Je suis moins familier avec le Star-Lord de Bendis, mais je m’y mettrais avec la sortie prochaine du magazine Les Gardiens de la Galaxie (même si le peu que j’ai lu pour le moment ne m’a pas trop enthousiasmé). Le personnage a régulièrement évolué et comme je le disais dans mon premier post, est maintenant devenu une star de cinéma. Pas mal pour cette “tête de con” des débuts qui n’avait vraiment rien d’un héros… :wink:

I’m hooked on a feeling, I’m high on believing…

Merci. :slight_smile:

C’est rigolo comme le Star-Lord “à succès”, celui d’Abnett & Lanning, ne ressemble ni à l’original, ni à la version de Giffen. J’ai en souvenir un personnage froid, cynique, blasé de tout, vaincu par son passé. Bien loin du héros sympathique, rigolo et un peu bondissant qu’Abnett & Lanning construisent peu à peu, avec cet aspect encore intensifié par Bendis.

Oui, cette évolution constante qui n’est pas sans certaines contradictions est vraiment dans l’ADN du personnage, je trouve.

Dans Inhumains,il est question d’un alien dont on explique à la fin qu’il est le futur père de Star-Lord.

Marrant,j’ai relus cette mini juste après avoir découvert l’édition Artima.

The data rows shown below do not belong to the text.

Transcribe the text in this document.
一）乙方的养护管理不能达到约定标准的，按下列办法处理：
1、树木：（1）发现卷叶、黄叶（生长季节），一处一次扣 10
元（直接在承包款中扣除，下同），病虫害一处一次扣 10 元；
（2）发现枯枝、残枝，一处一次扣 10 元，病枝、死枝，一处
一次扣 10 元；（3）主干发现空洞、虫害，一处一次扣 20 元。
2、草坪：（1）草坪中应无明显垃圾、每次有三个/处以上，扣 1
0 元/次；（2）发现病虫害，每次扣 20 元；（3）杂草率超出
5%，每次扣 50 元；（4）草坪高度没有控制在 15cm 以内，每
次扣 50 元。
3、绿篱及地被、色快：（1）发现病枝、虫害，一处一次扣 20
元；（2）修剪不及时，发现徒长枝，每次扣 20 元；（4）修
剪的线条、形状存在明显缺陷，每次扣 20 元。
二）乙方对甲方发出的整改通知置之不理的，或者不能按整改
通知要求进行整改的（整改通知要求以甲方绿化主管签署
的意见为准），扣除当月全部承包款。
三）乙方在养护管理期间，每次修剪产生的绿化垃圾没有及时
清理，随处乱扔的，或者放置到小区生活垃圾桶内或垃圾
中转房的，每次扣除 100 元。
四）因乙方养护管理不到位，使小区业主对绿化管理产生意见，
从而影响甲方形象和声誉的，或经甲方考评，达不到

Alors, je viens de choper celui de la collection Hachette (ouais, j’ai pas résister, on me l’a presque mis sous le nez). Et donc les pages sont en N&B, comme pour la VO, alors que celle d’Artima est en couleur (donc la réédition des années 80 … en comparant, j’ai une préférence pour la N&B)

C’est dommage, Hachette n’a pas intégré les Marvel Preview 14 et 15. Va falloir que je fouine pour le second Star-Lord de Claremont et les deux de Moench en VF … (mais je ne suis même pas sûr de les avoir déjà vus)

Le Maître du soleil a refait parler de lui dernièrement chez Ewing.